If you cannot run Ansible, you can create a cloud instance, manually set it up to be a compute node, and then create an image from it. The details of this process depend on which distribution you use on the cloud instance and which cloud you use; all these variations are out of scope for this documentation. These are the requirements:

• Except on Azure, the SSH public key you generated previously must be an authorized key for the user that Crunch is configured to use. For example, if your cluster’s CloudVMs.DriverParameters.AdminUsername setting is crunch, then the dispatcher’s public key should be listed in ~crunch/.ssh/authorized_keys in the image. This user must also be allowed to use sudo without a password unless the user is root.
  (On Azure, the dispatcher makes additional calls to automatically set up and authorize the user, making these steps unnecessary.)
• SSH needs to be running and reachable by arvados-dispatch-cloud on the port named by CloudVMs.SSHPort in your cluster’s configuration file (default 22).
• Install the python3-arvados-fuse package.
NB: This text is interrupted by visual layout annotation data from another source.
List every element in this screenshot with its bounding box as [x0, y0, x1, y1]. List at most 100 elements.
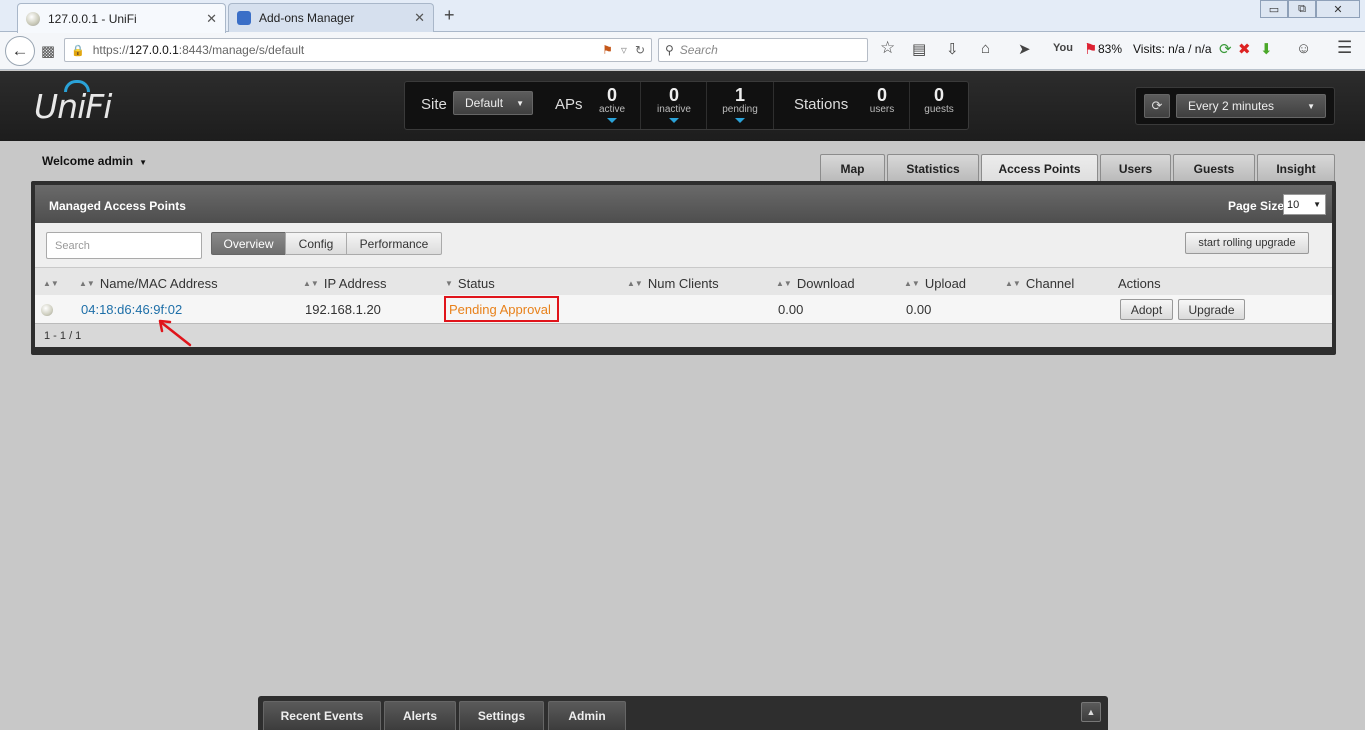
- view-tab-config[interactable]: Config: [285, 232, 347, 255]
- search-bar[interactable]: ⚲ Search: [658, 38, 868, 62]
- column-header-label: Upload: [924, 276, 967, 291]
- youtube-icon[interactable]: You: [1053, 42, 1073, 54]
- nav-tab-access-points[interactable]: Access Points: [981, 154, 1098, 182]
- drawer-expand-button[interactable]: ▲: [1081, 702, 1101, 722]
- home-icon[interactable]: ⌂: [981, 40, 990, 57]
- green-download-icon[interactable]: ⬇: [1260, 40, 1273, 58]
- page-size-label: Page Size: [1228, 199, 1285, 213]
- restore-icon: ⧉: [1298, 2, 1306, 15]
- back-button[interactable]: ←: [5, 36, 35, 66]
- smiley-icon[interactable]: ☺: [1296, 40, 1311, 57]
- send-icon[interactable]: ➤: [1018, 40, 1031, 58]
- browser-navbar: ← ▩ 🔒 https://127.0.0.1:8443/manage/s/de…: [0, 32, 1365, 70]
- drawer-tab-label: Alerts: [402, 709, 437, 723]
- site-label: Site: [421, 96, 447, 113]
- flag-icon[interactable]: ⚑: [602, 43, 613, 57]
- back-arrow-icon: ←: [11, 41, 29, 60]
- column-header-upload[interactable]: ▲▼ Upload: [904, 276, 966, 291]
- url-bar[interactable]: 🔒 https://127.0.0.1:8443/manage/s/defaul…: [64, 38, 652, 62]
- column-header-label: Download: [796, 276, 855, 291]
- column-header-status[interactable]: ▼ Status: [445, 276, 495, 291]
- puzzle-piece-icon: [237, 11, 251, 25]
- view-tab-label: Overview: [223, 236, 274, 251]
- nav-tab-map[interactable]: Map: [820, 154, 885, 182]
- ap-ip-address: 192.168.1.20: [305, 302, 381, 317]
- column-header-download[interactable]: ▲▼ Download: [776, 276, 855, 291]
- block-icon[interactable]: ✖: [1238, 40, 1251, 58]
- flag-red-icon[interactable]: ⚑: [1084, 40, 1097, 58]
- upgrade-button[interactable]: Upgrade: [1178, 299, 1245, 320]
- close-tab-icon[interactable]: ✕: [206, 11, 217, 27]
- device-state-icon: [41, 304, 53, 316]
- view-tab-overview[interactable]: Overview: [211, 232, 286, 255]
- nav-tab-insight[interactable]: Insight: [1257, 154, 1335, 182]
- tab-groups-icon[interactable]: ▩: [35, 38, 61, 64]
- drawer-tab-settings[interactable]: Settings: [459, 701, 544, 730]
- drawer-tab-label: Recent Events: [280, 709, 364, 723]
- restore-window-button[interactable]: ⧉: [1288, 0, 1316, 18]
- menu-icon[interactable]: ☰: [1337, 38, 1352, 58]
- minimize-window-button[interactable]: ▭: [1260, 0, 1288, 18]
- page-size-select[interactable]: 10 ▼: [1283, 194, 1326, 215]
- bookmark-star-icon[interactable]: ☆: [880, 38, 895, 58]
- site-value: Default: [465, 96, 504, 110]
- nav-tab-guests[interactable]: Guests: [1173, 154, 1255, 182]
- access-points-panel: Managed Access Points Page Size 10 ▼ Sea…: [31, 181, 1336, 355]
- start-rolling-upgrade-button[interactable]: start rolling upgrade: [1185, 232, 1309, 254]
- column-header-num-clients[interactable]: ▲▼ Num Clients: [627, 276, 719, 291]
- stat-label: active: [598, 104, 626, 115]
- column-header-name[interactable]: ▲▼ Name/MAC Address: [79, 276, 218, 291]
- view-tab-performance[interactable]: Performance: [346, 232, 442, 255]
- column-header-label: Channel: [1025, 276, 1075, 291]
- reading-list-icon[interactable]: ▤: [912, 40, 926, 58]
- status-highlight-box: Pending Approval: [444, 296, 559, 322]
- reload-icon[interactable]: ↻: [635, 43, 645, 57]
- unifi-favicon-icon: [26, 11, 40, 26]
- stat-aps-pending[interactable]: 1 pending: [715, 82, 765, 129]
- stat-users[interactable]: 0 users: [863, 82, 901, 129]
- drawer-tab-alerts[interactable]: Alerts: [384, 701, 456, 730]
- browser-tabbar: 127.0.0.1 - UniFi ✕ Add-ons Manager ✕ + …: [0, 0, 1365, 33]
- browser-tab-unifi[interactable]: 127.0.0.1 - UniFi ✕: [17, 3, 226, 33]
- visits-counter: Visits: n/a / n/a: [1133, 42, 1212, 56]
- column-header-ip[interactable]: ▲▼ IP Address: [303, 276, 386, 291]
- drawer-tab-recent-events[interactable]: Recent Events: [263, 701, 381, 730]
- sort-state-column[interactable]: ▲▼: [43, 276, 64, 291]
- refresh-button[interactable]: ⟳: [1144, 94, 1170, 118]
- ap-status: Pending Approval: [449, 301, 551, 317]
- stat-label: users: [869, 104, 895, 115]
- sort-icon: ▲▼: [904, 279, 920, 288]
- sync-icon[interactable]: ⟳: [1219, 40, 1232, 58]
- stat-number: 0: [933, 85, 944, 105]
- browser-tab-addons[interactable]: Add-ons Manager ✕: [228, 3, 434, 32]
- nav-tab-label: Users: [1118, 161, 1153, 176]
- refresh-interval-select[interactable]: Every 2 minutes ▼: [1176, 94, 1326, 118]
- drawer-tab-admin[interactable]: Admin: [548, 701, 626, 730]
- close-window-button[interactable]: ✕: [1316, 0, 1360, 18]
- stat-aps-active[interactable]: 0 active: [591, 82, 633, 129]
- nav-tab-users[interactable]: Users: [1100, 154, 1171, 182]
- dropdown-icon[interactable]: ▿: [621, 43, 627, 57]
- pagination-info: 1 - 1 / 1: [44, 330, 82, 342]
- ap-mac-link[interactable]: 04:18:d6:46:9f:02: [81, 302, 182, 317]
- url-path: :8443/manage/s/default: [178, 43, 305, 57]
- wifi-arc-icon: [64, 80, 90, 92]
- browser-tab-title: 127.0.0.1 - UniFi: [48, 11, 137, 26]
- site-select[interactable]: Default ▼: [453, 91, 533, 115]
- new-tab-button[interactable]: +: [444, 5, 455, 26]
- ap-search-input[interactable]: Search: [46, 232, 202, 259]
- downloads-icon[interactable]: ⇩: [946, 40, 959, 58]
- adopt-button[interactable]: Adopt: [1120, 299, 1173, 320]
- url-scheme: https://: [92, 43, 129, 57]
- stat-aps-inactive[interactable]: 0 inactive: [649, 82, 699, 129]
- stat-guests[interactable]: 0 guests: [917, 82, 961, 129]
- column-header-channel[interactable]: ▲▼ Channel: [1005, 276, 1074, 291]
- close-tab-icon[interactable]: ✕: [414, 10, 425, 26]
- expand-triangle-icon: [669, 118, 679, 123]
- nav-tab-statistics[interactable]: Statistics: [887, 154, 979, 182]
- column-header-label: IP Address: [323, 276, 387, 291]
- ap-upload: 0.00: [906, 302, 932, 317]
- refresh-icon: ⟳: [1151, 98, 1163, 113]
- sort-icon: ▲▼: [79, 279, 95, 288]
- welcome-menu[interactable]: Welcome admin ▼: [42, 154, 147, 168]
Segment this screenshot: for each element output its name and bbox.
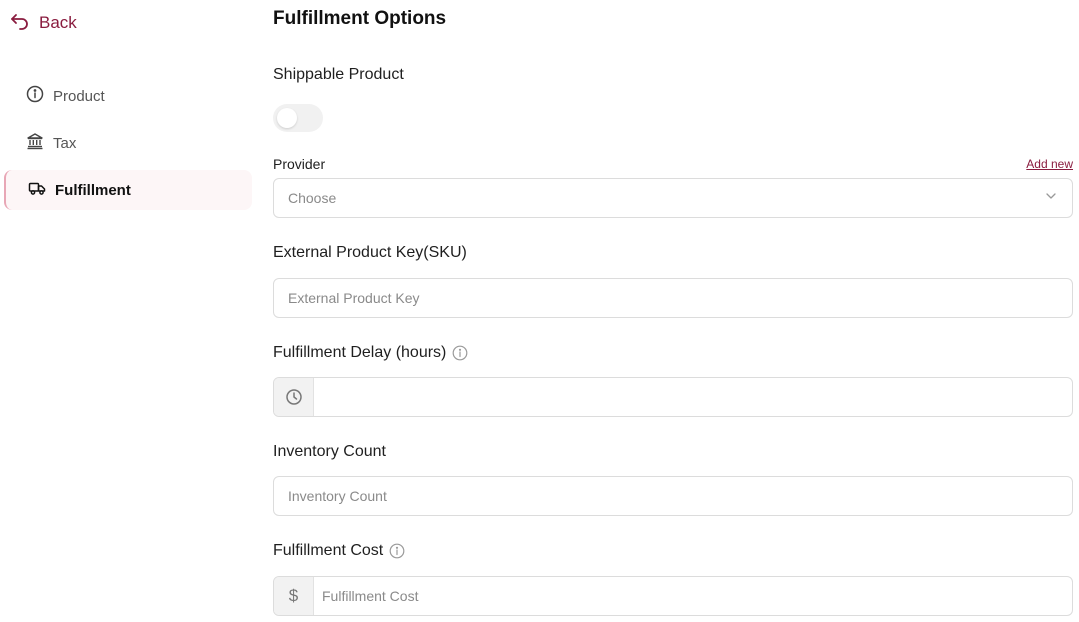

Enable the user_allow_other option in /etc/fuse.conf.
• Install either Docker or Singularity as appropriate based on the Containers.RuntimeEngine setting in your cluster’s configuration file. If you install Docker, you may also want to install and set up the arvados-docker-cleaner package to conserve space on long-running instances, but it’s not strictly required.
• All available scratch space should be made available under /tmp.